Population Distribution
Population distribution refers to how people are spread across a geographical area. It is rarely uniform — some areas are densely populated, others sparsely.
Factors Affecting Distribution
- Climate: moderate climates attract more people (equatorial forests and deserts have fewer)
- Relief: flat, lowland areas are more densely settled than mountains
- Soil fertility: fertile areas support agriculture and larger populations
- Water supply: rivers, lakes attract settlement (e.g. Nile Valley)
- Mineral resources: oil, coal attract workers (e.g. Niger Delta)
- Historical factors: slave trade depopulated many West African areas
Population Density
Population Density = Total Population ÷ Total Land Area (km²)

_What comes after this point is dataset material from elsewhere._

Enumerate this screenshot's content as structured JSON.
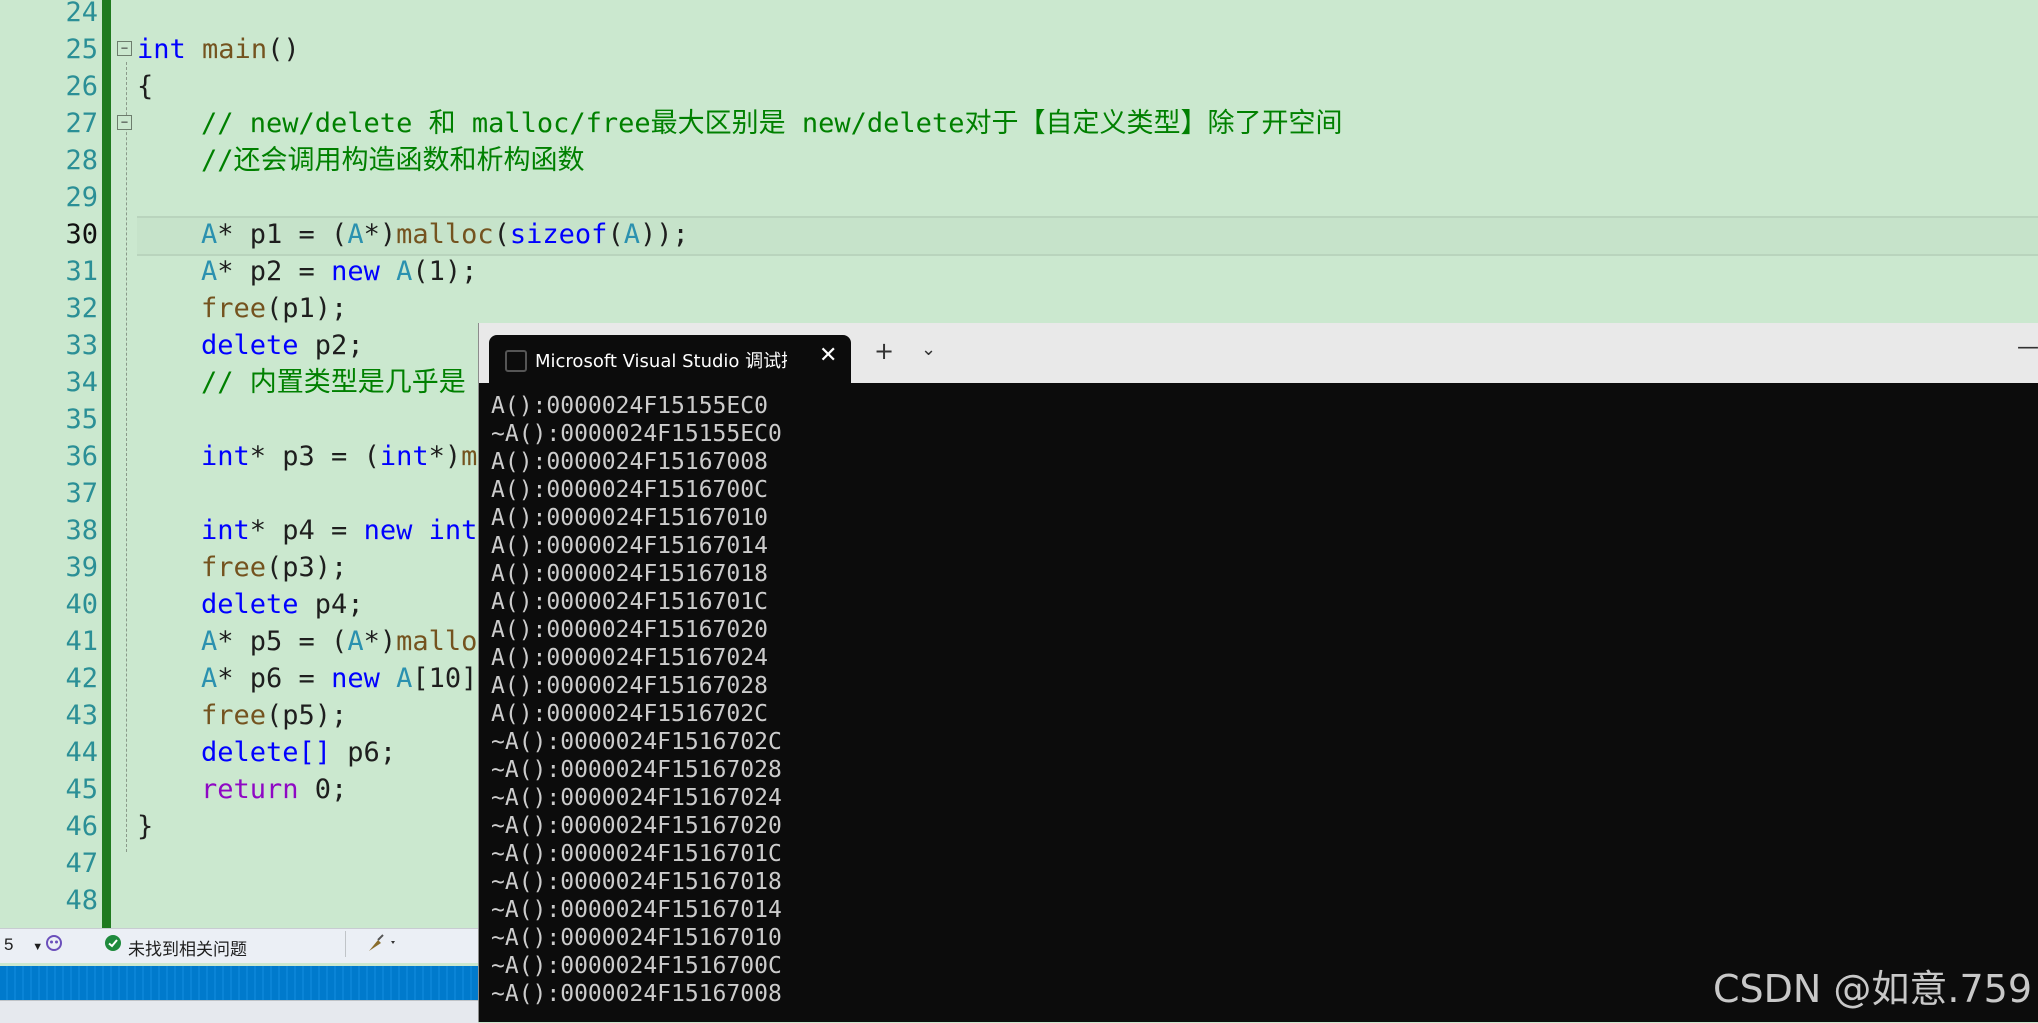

Example: If Lagos State has 15 million people in 3,577 km², density ≈ 4,195 per km².
Population Growth
Natural Increase Rate = Birth Rate − Death Rate
Demographic Transition Model
| Stage | Birth Rate | Death Rate | Population |
|---|---|---|---|
| Stage 1 | High | High | Stable/low |
| Stage 2 | High | Falling | Rapid growth |
| Stage 3 | Falling | Low | Slowing growth |
| Stage 4 | Low | Low | Stable/ageing |
Nigeria is currently in Stage 2 — high birth rates with declining death rates = rapid population growth.